After moving to Kansas City, I spent most every Sunday playing Starcraft with Nathan, starting at 10 AM and stopping sometime after 10 PM. We even set up a test one day to see what would win, 200 psi of Zerglings or Zealots. We grabbed the BGH map, built up our bases with multiple hatcheries/nexuses (nexii?), and let it run for thirty minutes while we played Soul Calibur, then spent 45 minutes carefully arranging them to attack. Then we ran THE SAME TEST with them fully upgraded. Zerglings won each time.

Somewhere along the way, though, I lost something. I don't know if it came out of my interest in the industry, reading all the behind-the-scenes info and learning more about the process. I don't know if I just became more critical as I got older. I don't know if I subconsciously have started to want more "mature" things as I've gotten older, but I doubt that one. I don't know if it's me or if it's the games, but I don't enjoy it like I used to.

I find more things that break World of Warcraft for me, the homogenizing of the classes, the removal of the fun flavor of the professions, the things that don't make it so perfectly balanced all the time. I hardly noticed the lore in the Storm Peaks, which is absolutely not how I want to play the game -- I'd been saving that zone for last on purpose. I'm one of those nerds griping about the portrayal of Illidan, Kael'thas, and Arthas.

I've gotten more games that have fallen flat for me in the last year than I think I ever have before. Lost Odyssey, Persona 4, Empire: Total War, NFL Head Coach 2009, Madden 2009, Mass Effect, Jade Empire, Neverwinter Nights 2, Warhammer 40K: Soulstorm... I have Universe At War, Bioshock, Final Fantasy IV, Daxter, and Dominions 3 that I've never played. Somewhere along the way I lost that silly, stupid joy that I used to have, that let me play the same game for hours and hours and hours. Every now and then I find a gem that rekindles it briefly, like The World Ends With You or Valkyria Chronicles, but it's fleeting, and then I'm back to being stuck, drifting from game to game, trying to recapture the feelings of my youth.

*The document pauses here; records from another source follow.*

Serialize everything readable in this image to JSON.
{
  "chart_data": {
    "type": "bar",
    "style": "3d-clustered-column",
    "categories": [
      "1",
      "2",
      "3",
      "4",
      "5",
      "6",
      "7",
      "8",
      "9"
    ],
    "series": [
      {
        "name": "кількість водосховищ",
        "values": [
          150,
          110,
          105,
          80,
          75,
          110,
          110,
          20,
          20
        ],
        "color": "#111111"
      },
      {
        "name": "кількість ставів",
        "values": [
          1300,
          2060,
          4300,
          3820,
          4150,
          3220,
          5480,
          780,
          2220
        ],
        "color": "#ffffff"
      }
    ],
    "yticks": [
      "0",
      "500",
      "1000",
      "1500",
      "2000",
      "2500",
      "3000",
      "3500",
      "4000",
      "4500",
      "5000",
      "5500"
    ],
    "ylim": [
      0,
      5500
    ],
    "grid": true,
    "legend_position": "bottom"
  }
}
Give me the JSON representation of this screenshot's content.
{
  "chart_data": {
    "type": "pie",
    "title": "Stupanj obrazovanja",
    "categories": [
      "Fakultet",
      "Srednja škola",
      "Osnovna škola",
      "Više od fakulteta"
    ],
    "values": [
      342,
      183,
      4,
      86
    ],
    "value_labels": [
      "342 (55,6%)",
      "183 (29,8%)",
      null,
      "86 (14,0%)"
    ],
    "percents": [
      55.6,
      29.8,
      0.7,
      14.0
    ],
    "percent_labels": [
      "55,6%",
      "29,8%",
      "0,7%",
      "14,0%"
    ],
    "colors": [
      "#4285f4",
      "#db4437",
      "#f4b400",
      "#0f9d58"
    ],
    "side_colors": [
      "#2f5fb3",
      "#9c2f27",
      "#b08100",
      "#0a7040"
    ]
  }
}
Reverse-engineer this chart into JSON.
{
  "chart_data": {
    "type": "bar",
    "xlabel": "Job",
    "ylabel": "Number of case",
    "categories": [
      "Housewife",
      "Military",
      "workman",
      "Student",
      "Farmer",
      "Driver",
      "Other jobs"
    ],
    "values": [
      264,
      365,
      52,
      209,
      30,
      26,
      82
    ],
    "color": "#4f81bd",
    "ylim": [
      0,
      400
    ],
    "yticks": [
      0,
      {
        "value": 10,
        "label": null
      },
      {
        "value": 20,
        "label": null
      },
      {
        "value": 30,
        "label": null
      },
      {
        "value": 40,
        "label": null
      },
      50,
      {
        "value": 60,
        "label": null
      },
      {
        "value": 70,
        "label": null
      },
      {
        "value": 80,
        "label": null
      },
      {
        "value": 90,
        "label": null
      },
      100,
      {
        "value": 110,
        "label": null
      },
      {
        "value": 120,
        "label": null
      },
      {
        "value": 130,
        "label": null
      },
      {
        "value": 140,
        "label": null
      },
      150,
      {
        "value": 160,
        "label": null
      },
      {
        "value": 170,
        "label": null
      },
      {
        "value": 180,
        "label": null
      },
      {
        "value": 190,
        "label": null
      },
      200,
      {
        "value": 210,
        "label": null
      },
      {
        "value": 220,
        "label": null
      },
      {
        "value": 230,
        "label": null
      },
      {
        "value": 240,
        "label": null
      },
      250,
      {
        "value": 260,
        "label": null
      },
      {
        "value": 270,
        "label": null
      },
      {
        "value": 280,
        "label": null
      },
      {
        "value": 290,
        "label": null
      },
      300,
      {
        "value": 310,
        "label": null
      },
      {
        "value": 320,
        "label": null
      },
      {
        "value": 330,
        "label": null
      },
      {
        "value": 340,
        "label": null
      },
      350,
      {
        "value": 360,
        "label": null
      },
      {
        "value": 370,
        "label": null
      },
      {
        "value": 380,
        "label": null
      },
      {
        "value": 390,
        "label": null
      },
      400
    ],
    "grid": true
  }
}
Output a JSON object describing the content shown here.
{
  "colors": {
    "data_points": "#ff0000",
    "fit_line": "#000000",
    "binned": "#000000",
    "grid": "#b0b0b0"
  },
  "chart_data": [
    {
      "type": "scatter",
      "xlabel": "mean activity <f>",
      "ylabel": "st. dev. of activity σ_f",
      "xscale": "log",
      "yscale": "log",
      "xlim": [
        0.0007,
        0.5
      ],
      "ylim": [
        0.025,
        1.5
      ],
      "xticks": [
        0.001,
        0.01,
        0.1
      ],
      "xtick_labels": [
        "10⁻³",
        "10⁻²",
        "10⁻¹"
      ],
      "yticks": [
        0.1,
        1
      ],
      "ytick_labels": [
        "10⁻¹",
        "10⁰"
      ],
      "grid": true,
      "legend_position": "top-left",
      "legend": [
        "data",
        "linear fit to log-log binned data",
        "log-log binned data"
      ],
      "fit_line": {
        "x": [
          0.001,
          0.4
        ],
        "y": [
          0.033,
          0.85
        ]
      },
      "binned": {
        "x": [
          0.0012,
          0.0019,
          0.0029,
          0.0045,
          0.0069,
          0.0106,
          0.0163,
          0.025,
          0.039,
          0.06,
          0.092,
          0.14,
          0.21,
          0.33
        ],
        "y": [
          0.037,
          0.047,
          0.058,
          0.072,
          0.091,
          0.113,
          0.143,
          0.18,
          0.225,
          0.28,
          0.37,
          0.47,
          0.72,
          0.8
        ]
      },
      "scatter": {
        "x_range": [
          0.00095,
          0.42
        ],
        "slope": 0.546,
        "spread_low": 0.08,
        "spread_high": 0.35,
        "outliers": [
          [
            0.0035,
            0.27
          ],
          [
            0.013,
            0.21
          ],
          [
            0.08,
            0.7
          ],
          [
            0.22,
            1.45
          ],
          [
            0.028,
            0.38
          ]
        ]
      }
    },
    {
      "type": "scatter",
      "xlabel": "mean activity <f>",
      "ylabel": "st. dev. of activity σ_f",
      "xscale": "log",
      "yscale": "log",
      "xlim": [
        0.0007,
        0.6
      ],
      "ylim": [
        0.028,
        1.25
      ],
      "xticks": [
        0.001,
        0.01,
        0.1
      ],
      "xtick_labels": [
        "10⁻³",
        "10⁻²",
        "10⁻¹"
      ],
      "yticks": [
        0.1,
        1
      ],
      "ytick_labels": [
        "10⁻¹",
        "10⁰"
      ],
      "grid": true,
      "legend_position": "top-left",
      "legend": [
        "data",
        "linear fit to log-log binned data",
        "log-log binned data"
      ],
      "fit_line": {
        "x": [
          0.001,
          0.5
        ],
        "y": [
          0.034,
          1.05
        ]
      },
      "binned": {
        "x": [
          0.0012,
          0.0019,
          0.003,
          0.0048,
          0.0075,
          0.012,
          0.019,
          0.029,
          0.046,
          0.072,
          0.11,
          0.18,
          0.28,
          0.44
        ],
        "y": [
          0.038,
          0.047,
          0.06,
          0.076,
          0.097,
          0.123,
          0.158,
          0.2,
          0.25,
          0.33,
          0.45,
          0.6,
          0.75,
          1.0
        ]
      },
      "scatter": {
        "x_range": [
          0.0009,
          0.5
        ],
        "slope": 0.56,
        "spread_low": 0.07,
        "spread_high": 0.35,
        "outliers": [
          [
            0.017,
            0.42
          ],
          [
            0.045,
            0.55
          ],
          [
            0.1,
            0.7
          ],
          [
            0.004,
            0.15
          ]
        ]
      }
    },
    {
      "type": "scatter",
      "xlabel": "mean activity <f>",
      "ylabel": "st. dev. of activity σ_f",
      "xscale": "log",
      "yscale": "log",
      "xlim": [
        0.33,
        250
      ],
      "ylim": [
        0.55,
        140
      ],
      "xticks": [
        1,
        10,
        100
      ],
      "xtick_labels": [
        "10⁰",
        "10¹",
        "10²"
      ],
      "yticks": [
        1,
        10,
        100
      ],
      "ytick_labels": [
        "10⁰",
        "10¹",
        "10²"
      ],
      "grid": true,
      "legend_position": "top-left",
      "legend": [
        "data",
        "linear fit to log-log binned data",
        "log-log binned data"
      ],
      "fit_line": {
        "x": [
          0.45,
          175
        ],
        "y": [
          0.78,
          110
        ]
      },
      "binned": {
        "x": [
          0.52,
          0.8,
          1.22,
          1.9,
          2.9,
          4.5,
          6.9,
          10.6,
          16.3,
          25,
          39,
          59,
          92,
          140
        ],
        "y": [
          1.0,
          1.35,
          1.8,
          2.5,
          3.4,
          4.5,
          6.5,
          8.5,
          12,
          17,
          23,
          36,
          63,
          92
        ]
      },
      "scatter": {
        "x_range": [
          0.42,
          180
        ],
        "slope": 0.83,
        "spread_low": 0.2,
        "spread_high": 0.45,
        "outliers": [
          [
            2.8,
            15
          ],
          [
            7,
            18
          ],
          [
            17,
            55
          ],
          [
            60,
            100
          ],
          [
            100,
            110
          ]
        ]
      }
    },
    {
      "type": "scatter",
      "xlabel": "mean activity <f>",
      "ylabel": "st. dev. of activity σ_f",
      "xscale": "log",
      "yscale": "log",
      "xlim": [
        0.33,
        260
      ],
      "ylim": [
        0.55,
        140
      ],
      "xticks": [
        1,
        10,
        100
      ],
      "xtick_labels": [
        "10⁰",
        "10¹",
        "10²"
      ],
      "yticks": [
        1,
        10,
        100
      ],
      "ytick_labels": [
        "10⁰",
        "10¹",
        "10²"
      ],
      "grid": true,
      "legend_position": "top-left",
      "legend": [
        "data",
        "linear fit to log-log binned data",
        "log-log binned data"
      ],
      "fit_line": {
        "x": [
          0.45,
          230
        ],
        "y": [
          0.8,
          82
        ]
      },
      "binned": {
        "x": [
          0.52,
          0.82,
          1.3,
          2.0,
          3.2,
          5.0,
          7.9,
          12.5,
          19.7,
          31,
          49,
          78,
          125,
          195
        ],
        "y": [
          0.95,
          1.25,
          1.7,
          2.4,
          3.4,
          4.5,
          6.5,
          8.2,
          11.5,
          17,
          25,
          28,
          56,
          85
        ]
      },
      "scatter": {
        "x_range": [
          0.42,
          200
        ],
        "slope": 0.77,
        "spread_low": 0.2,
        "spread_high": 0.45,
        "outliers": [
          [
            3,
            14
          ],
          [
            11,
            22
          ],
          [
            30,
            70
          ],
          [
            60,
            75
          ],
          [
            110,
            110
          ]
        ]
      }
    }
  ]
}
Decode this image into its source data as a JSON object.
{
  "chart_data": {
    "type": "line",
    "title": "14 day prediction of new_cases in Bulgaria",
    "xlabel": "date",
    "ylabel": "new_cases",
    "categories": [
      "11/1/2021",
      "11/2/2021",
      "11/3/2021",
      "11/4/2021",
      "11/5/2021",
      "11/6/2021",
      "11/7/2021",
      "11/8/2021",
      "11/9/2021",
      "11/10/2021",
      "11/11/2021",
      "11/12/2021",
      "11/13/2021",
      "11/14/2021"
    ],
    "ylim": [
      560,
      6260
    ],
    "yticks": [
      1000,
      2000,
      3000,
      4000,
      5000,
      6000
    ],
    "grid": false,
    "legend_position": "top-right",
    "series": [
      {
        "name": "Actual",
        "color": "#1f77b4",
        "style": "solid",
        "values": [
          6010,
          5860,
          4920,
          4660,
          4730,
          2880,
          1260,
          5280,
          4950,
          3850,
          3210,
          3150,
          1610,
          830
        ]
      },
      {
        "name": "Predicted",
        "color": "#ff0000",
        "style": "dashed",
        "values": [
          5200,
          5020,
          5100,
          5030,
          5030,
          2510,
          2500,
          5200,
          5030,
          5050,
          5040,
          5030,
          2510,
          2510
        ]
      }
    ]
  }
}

Listening to the old podcasts, reading the old magazines, they remind me of when I approached this hobby with that same passion, that same zeal. Now I know that I won't read another new GFW, or experience another new podcast with Jeff, Sean, Shawn, and Ryan. And I wonder if I'm going to get that same feeling back with gaming, or have I somehow ruined it for myself by breaking down the wall separating developer and gamer.